For many aspects in global development it is true that the world made a lot of progress in the past and we know that we can make a lot of progress still. We’ve shown this before for child mortality and it is true for maternal health too: maternal health is much better than the past; it’s still awful today; and we can do much better.
In the visualization here we compare three scenarios:
- How many mothers would die today if we still had the very poor health of the past? Even the countries with the best maternal health today had very high maternal mortality rates in the past. In Sweden and Finland in 1800, for example, around 900 mothers died for every 100,000 live births [nearly 1-in-100].2 In today’s world where 140 million women give birth each year this would mean that 1.26 million would die.
- The world today: the actual number of women that died from pregnancy-related causes in 2015 was 302,700.
- If all regions had the health of today’s best-off countries: Today the world region with the lowest maternal mortality is the European Union, where 8 women die per 100,000 live births. In today’s world where 140 million women give birth each year, if all countries had this level of maternal mortality, 11,000 would die.3
We can see how much global maternal health is improved: if we still had the living standards of 1800, around 1.26 million women would die from pregnancy every year. Almost one million more women would die each year.
But we also see how far we could go. If all regions achieved the healthcare and living standards of the EU very few women would die. Almost 300,000 fewer deaths ; a reduction of over 95%. If we think of it in this way, almost all of the world’s maternal deaths are preventable with adequate maternal care, safe deliveries, good nutrition and hygiene and sanitation.4 This is also the message of the World Health Organization: “Every day, approximately 830 women die from preventable causes related to pregnancy and childbirth.
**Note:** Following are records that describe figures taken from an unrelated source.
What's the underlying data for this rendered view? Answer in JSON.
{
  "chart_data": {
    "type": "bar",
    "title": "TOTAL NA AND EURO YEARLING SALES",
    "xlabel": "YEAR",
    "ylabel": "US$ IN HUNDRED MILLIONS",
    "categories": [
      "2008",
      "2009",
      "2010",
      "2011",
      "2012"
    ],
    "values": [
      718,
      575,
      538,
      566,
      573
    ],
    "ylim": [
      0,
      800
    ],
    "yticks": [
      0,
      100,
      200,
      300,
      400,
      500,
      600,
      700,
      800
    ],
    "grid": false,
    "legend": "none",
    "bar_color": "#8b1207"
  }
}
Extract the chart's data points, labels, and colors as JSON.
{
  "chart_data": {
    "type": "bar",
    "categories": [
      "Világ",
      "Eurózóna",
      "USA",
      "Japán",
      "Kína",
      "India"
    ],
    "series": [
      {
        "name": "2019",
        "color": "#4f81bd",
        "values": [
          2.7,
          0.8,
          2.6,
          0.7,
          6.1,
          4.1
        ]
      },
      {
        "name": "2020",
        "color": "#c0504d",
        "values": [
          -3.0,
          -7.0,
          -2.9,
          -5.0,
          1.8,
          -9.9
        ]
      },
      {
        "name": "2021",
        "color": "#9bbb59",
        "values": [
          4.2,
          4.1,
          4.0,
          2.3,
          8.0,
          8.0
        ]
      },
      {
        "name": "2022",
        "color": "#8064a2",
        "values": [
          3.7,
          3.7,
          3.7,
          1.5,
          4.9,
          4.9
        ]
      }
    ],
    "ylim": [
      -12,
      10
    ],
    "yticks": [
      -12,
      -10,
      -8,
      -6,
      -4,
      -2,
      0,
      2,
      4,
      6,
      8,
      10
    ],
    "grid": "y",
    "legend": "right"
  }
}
That most of the world’s maternal deaths could be prevented also becomes clear when we consider that 95% occur in low and lower-middle income countries. Maternal mortality is much more common in poorer countries.
It’s unacceptable that a woman in Sierra Leone is 300 to 400 times more likely to die during pregnancy or childbirth than a woman in Sweden or Finland and we know it is possible to prevent these deaths.
If we can make maternal deaths as rare as they are in the healthiest countries in the world we can save almost 300,000 mothers each year.